FD vs PPF: Which Is Better for Safe Investing in India?
A detailed comparison of Fixed Deposits and Public Provident Fund — returns, lock-in period, tax treatment, flexibility, and which suits your goals better.
Both Fixed Deposits and PPF sit in the "safe" corner of Indian investing. Both are government-backed (PPF directly, FDs via DICGC insurance). Both give predictable returns. But they work very differently, and choosing wrong can cost you lakhs over a decade.
Returns Comparison
- **FD rate (April 2026)**: 6.70% to 7.10% at major banks (general citizens)
- **PPF rate (Q1 FY 2026-27)**: 7.10% (revised quarterly by the government)
On paper, PPF and top-tier FDs offer similar rates. But here's the catch that changes everything: PPF interest is completely tax-free. FD interest is taxed at your slab rate.
For someone in the 30% tax bracket:
- FD effective return: 7.00% x (1 - 0.312) = **4.82%** after tax
- PPF effective return: 7.10% x (1 - 0) = **7.10%** after tax
That's a 2.28% gap. On ₹1,50,000 invested annually for 15 years, the difference in post-tax wealth is over ₹2,00,000.
Lock-in Period
This is where FDs fight back.
- **FD**: Choose any tenure from 7 days to 10 years. Premature withdrawal allowed with a small penalty.

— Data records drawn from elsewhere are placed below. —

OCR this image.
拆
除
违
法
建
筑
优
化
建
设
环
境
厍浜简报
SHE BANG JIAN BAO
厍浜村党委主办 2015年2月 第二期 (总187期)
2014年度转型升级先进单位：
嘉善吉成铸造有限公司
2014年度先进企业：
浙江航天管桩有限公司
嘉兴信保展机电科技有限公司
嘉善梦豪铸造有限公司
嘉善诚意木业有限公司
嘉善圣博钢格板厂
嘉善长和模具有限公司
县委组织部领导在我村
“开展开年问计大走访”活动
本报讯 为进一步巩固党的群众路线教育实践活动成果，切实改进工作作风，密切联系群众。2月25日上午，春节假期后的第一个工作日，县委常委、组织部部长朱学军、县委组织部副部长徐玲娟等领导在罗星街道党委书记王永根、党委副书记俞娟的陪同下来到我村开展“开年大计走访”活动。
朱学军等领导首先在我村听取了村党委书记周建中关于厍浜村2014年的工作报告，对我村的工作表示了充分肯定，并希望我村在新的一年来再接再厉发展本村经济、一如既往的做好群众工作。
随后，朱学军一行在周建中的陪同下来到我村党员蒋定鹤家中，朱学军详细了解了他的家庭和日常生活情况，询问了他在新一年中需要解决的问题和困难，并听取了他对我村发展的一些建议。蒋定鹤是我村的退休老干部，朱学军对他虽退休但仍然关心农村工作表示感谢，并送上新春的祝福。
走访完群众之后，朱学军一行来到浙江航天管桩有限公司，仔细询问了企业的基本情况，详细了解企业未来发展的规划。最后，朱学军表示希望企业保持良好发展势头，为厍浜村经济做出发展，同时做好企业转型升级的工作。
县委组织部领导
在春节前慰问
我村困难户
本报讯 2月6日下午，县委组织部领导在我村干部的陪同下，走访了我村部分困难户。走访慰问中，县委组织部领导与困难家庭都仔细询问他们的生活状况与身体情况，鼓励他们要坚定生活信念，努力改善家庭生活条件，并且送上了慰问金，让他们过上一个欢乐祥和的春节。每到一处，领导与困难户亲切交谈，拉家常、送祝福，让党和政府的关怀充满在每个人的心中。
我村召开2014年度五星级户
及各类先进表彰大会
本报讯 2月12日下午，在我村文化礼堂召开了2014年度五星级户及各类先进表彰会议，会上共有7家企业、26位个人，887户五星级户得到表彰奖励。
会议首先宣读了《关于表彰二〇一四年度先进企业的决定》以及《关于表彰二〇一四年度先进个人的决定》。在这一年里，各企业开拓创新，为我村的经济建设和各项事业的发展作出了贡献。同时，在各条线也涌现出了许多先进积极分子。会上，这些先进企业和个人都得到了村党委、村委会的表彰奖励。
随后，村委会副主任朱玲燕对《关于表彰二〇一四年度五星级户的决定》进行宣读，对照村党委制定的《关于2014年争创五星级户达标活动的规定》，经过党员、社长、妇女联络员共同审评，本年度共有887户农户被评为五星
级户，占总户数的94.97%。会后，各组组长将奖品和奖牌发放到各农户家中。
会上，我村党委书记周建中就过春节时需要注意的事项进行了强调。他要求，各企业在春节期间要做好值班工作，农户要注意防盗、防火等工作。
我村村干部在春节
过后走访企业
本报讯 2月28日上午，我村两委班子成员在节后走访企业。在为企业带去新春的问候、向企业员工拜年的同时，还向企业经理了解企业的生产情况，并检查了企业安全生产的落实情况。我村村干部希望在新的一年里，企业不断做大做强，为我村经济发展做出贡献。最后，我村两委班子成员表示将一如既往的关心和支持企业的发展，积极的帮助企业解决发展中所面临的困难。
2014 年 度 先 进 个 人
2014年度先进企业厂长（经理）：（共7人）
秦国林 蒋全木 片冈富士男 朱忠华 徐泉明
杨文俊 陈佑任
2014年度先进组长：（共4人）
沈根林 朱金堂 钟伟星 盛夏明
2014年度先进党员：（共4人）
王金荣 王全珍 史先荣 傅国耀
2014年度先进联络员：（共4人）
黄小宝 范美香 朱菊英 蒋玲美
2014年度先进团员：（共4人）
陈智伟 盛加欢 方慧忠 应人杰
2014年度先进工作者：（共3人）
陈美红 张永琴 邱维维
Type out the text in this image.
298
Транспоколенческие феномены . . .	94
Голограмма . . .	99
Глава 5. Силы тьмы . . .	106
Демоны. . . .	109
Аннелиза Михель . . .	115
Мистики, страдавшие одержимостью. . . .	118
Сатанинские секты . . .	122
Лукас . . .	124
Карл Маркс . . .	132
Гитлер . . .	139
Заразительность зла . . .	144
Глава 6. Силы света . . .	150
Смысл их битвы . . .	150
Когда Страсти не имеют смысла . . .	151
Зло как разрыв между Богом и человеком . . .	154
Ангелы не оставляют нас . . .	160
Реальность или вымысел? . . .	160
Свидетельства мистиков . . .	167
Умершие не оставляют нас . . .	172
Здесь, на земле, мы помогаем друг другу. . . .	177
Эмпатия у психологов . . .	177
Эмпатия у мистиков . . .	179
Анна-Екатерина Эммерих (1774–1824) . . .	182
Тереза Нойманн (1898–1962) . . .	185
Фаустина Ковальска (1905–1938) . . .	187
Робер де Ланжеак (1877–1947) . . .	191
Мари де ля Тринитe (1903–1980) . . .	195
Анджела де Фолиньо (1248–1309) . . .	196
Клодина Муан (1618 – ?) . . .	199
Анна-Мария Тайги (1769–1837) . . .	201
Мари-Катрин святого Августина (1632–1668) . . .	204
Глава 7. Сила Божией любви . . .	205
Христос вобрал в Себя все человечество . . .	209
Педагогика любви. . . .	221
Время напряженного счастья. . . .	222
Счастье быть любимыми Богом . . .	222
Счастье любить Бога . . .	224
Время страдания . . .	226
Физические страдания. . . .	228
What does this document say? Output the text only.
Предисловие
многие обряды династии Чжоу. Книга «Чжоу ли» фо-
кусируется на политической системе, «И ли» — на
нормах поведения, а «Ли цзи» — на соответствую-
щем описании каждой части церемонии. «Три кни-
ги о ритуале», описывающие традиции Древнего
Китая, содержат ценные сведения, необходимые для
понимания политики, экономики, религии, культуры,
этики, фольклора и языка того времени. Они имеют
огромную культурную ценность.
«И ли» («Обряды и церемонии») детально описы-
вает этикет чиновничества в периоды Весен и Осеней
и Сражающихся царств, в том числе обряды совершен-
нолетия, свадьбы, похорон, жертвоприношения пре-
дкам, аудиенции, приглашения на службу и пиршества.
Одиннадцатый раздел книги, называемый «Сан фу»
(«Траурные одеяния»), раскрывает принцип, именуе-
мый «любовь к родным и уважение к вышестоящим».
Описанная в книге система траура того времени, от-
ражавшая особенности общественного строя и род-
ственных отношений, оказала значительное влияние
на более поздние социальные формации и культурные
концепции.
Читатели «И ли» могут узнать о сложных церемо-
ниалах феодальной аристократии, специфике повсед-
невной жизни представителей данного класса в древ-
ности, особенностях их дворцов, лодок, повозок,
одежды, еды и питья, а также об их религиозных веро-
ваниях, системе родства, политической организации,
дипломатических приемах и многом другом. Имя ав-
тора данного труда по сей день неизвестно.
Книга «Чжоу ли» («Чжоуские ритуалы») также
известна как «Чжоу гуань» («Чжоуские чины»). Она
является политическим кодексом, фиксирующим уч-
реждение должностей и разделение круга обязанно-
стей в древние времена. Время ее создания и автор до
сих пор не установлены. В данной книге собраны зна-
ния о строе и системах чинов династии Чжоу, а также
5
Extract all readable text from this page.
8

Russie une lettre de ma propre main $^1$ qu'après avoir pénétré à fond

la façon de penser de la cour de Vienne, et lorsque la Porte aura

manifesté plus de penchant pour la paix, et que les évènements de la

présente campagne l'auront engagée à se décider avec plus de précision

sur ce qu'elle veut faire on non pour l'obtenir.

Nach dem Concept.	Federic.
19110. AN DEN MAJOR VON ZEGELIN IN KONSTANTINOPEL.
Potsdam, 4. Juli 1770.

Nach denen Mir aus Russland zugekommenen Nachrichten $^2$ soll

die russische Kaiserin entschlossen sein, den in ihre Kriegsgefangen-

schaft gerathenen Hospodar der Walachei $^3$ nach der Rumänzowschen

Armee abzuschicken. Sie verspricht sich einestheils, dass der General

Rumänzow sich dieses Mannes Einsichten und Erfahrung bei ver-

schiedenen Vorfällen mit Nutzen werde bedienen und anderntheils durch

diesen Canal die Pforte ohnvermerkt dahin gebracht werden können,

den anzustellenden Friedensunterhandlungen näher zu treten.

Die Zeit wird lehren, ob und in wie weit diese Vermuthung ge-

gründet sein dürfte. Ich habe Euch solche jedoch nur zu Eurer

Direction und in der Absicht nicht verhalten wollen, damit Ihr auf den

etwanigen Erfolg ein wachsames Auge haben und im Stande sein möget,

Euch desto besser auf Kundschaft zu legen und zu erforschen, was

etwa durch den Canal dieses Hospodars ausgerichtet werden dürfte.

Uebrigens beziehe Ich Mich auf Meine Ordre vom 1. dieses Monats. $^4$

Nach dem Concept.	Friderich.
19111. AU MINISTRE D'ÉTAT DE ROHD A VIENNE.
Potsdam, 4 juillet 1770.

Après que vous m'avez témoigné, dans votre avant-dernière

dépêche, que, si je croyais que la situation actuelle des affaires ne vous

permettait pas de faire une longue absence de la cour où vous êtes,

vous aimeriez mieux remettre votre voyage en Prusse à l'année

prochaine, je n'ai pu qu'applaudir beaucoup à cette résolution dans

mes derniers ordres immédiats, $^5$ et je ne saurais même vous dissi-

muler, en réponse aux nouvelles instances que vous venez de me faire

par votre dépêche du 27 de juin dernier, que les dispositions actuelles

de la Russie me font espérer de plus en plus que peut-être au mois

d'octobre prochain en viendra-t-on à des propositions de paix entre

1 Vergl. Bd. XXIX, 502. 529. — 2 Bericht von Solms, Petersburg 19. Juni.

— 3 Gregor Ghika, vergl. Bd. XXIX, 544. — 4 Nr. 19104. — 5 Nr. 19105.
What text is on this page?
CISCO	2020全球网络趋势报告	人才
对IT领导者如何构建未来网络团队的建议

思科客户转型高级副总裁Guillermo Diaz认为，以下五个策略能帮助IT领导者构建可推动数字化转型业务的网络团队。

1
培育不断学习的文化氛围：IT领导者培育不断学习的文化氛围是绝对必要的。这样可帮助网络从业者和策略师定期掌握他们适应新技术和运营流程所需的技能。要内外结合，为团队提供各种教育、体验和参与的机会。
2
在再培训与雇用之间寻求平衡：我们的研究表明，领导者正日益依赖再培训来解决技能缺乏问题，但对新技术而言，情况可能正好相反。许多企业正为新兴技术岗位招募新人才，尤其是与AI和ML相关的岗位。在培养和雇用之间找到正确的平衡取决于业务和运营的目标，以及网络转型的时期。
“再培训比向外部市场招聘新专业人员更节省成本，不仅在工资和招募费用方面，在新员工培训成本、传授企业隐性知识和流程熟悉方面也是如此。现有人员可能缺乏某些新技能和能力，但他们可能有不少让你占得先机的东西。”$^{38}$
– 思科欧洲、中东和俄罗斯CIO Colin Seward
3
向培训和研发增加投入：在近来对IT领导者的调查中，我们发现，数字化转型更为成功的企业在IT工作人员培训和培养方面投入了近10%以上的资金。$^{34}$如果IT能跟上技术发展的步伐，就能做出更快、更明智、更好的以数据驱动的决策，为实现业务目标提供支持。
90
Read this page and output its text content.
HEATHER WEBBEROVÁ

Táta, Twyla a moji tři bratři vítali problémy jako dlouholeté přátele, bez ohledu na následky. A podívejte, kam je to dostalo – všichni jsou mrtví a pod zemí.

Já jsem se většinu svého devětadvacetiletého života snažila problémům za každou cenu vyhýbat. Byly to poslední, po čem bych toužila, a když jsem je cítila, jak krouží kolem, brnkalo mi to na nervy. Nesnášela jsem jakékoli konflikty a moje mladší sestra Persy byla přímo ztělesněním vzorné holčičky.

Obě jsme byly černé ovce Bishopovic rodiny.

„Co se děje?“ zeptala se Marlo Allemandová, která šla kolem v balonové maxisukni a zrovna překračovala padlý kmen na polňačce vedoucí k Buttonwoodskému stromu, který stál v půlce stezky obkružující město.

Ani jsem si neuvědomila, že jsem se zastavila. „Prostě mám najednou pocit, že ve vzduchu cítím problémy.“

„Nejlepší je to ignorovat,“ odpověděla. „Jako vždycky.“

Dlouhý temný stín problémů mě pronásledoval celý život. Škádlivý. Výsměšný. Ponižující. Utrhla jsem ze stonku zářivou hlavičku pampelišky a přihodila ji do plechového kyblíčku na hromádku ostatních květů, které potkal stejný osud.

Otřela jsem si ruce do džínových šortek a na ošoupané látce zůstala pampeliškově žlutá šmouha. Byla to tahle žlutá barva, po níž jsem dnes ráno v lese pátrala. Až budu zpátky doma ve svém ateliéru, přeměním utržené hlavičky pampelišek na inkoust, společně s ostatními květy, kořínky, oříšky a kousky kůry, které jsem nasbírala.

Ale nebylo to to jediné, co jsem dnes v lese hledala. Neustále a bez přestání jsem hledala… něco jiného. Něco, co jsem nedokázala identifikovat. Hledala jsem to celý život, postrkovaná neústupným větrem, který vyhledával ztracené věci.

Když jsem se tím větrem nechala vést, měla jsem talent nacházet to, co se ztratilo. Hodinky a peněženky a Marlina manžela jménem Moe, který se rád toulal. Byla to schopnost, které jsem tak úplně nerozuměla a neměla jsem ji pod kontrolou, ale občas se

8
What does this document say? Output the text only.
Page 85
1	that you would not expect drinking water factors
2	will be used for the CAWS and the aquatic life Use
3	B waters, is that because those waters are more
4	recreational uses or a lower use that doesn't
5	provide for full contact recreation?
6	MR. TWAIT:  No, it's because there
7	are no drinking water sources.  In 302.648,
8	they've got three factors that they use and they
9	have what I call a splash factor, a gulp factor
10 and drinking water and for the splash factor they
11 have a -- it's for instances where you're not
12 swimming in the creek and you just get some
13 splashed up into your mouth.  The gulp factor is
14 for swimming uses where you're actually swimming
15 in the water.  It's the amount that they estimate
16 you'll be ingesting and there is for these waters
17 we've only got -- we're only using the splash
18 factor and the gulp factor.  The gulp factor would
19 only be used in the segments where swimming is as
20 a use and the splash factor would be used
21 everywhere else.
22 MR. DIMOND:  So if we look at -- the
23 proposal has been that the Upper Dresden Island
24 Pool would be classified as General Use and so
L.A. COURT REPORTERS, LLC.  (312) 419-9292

- **PPF**: 15-year mandatory lock-in. Partial withdrawal allowed only from year 7 onwards, limited to 50% of the balance at the end of year 4.
If you might need the money within 5 years, FD wins by default. PPF locks your money away for over a decade.
Tax Treatment — PPF's Biggest Advantage
PPF enjoys EEE (Exempt-Exempt-Exempt) status:
- Investment: Deductible under Section 80C (up to ₹1,50,000)
- Interest: Tax-free
- Maturity: Tax-free
FDs under Section 80C (tax-saving 5-year FDs) get:
- Investment: Deductible under Section 80C (up to ₹1,50,000)
- Interest: Fully taxable at slab rate
- Maturity: Principal tax-free, interest taxable
For pure tax efficiency, PPF is unbeatable among fixed-income instruments in India.
Investment Limits
- **PPF**: Minimum ₹500/year, maximum ₹1,50,000/year. You cannot invest more even if you want to.
- **FD**: No upper limit. Deposit ₹10 lakh, ₹1 crore, or more — no restriction.
If you have a large lump sum to park safely, FDs are the only option. PPF's ₹1.5 lakh annual ceiling makes it a supplementary investment, not a primary one.
Flexibility and Loan Facility
PPF allows loans against the balance from year 3 to year 6 (up to 25% of the balance at the end of year 2). Interest rate: 1% above PPF rate.
FDs at most banks allow overdraft/loan up to 90% of the deposit value at 1-2% above the FD rate.
Both offer borrowing against the investment, but FDs offer higher loan amounts relative to the deposit.
Which Should You Choose?
**Choose PPF when:**
- You're in the 20% or 30% tax bracket (tax-free interest matters most here)
- You won't need this money for 15+ years
- You want to max out tax-efficient safe investments
- You're disciplined about annual contributions
**Choose FD when:**
- You need the money within 1-5 years
- You have more than ₹1.5 lakh to invest safely
- You need flexibility to choose tenure and withdrawal timing
- You want the option of regular income (non-cumulative payout)
**The best approach: do both.** Max out PPF at ₹1,50,000/year for tax-free compounding, then use FDs for any additional safe allocation.